The room settled into a quieter rhythm again, but it wasn’t the same quiet from earlier. This one had direction behind it. Every movement had a purpose now.
After a few minutes, her phone buzzed again.
This time she didn’t ignore it.
She read the message quickly, then looked at Dayo.
"They’ve acknowledged the request," she said.
"That was fast."
"They’ve been waiting for you to respond to something. This just gave them a reason."
He nodded.
"What did they say?"
"Preliminary meeting. No media. They want to understand what you’re proposing before anything formal."
"That’s expected."
She studied the message again, then added,
"They also asked if this is tied to any organization or if you’re coming in independently."
Dayo shook his head slightly.
"Independent."
"I’ll respond that way."
She typed quickly, sent the reply, then set the phone down for a moment.
There was a short stretch of silence, but it wasn’t empty. It was the kind that comes right before movement.
Sharon leaned back in her chair slightly, watching him.
"You know what this does, right?" she asked.
He didn’t answer immediately, but not because he didn’t understand the question.
"It changes how they see me," he said.
"Yes."
"And how everything I do after this is interpreted."
"Yes."
He nodded once.
"I’m fine with that."
She held his gaze for a second longer, then gave a small nod.
"Then we move."
He stepped away from the table again, this time heading back toward the window, but his focus wasn’t on the city anymore.
It was on what came next.
Not the meeting itself.
What he needed from it.
What he wouldn’t accept.
What he would walk away from if it started going the wrong direction.

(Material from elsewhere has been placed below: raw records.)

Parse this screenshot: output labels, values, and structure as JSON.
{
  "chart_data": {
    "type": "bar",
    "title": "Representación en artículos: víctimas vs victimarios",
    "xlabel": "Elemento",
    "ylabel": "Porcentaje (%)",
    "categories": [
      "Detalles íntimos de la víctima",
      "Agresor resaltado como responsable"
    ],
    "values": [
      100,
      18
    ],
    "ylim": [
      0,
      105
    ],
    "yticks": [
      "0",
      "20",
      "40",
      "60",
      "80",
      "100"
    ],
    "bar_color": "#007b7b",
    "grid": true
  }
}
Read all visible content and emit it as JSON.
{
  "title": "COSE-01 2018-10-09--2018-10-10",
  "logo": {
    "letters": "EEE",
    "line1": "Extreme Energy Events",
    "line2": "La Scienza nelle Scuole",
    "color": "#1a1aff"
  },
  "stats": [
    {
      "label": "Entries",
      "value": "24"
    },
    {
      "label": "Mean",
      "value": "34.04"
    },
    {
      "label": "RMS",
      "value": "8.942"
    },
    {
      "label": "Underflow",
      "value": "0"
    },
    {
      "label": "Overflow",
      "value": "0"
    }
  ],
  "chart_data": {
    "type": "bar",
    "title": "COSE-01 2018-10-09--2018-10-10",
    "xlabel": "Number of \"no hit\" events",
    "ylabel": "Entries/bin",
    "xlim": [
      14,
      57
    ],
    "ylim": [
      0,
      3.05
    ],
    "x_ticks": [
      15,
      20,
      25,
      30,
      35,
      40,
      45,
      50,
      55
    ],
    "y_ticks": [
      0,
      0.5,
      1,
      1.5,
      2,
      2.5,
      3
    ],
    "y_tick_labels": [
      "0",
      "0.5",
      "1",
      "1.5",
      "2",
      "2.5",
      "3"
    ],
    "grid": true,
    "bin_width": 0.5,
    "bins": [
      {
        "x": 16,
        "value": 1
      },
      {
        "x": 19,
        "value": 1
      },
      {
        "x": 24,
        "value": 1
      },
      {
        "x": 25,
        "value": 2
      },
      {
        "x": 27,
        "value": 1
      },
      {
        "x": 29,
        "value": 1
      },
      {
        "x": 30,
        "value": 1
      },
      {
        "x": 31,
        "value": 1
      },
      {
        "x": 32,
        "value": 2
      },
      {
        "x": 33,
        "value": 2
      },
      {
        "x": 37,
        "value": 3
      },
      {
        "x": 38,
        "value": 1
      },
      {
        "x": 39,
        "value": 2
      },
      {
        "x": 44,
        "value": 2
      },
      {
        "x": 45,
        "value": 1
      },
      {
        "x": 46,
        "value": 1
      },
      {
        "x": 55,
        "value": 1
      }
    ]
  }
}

Behind him, Sharon picked her laptop back up and reopened it, already adjusting the data into something cleaner, something presentable. Not for show, but for clarity. If the conversation was going to happen, it needed to be structured enough that it couldn’t be easily dismissed or redirected.
Outside, the city kept moving like it always did.
Inside, the direction had already changed.
And for the first time since the incident, the focus wasn’t on what had happened.
It was on what was about to be done.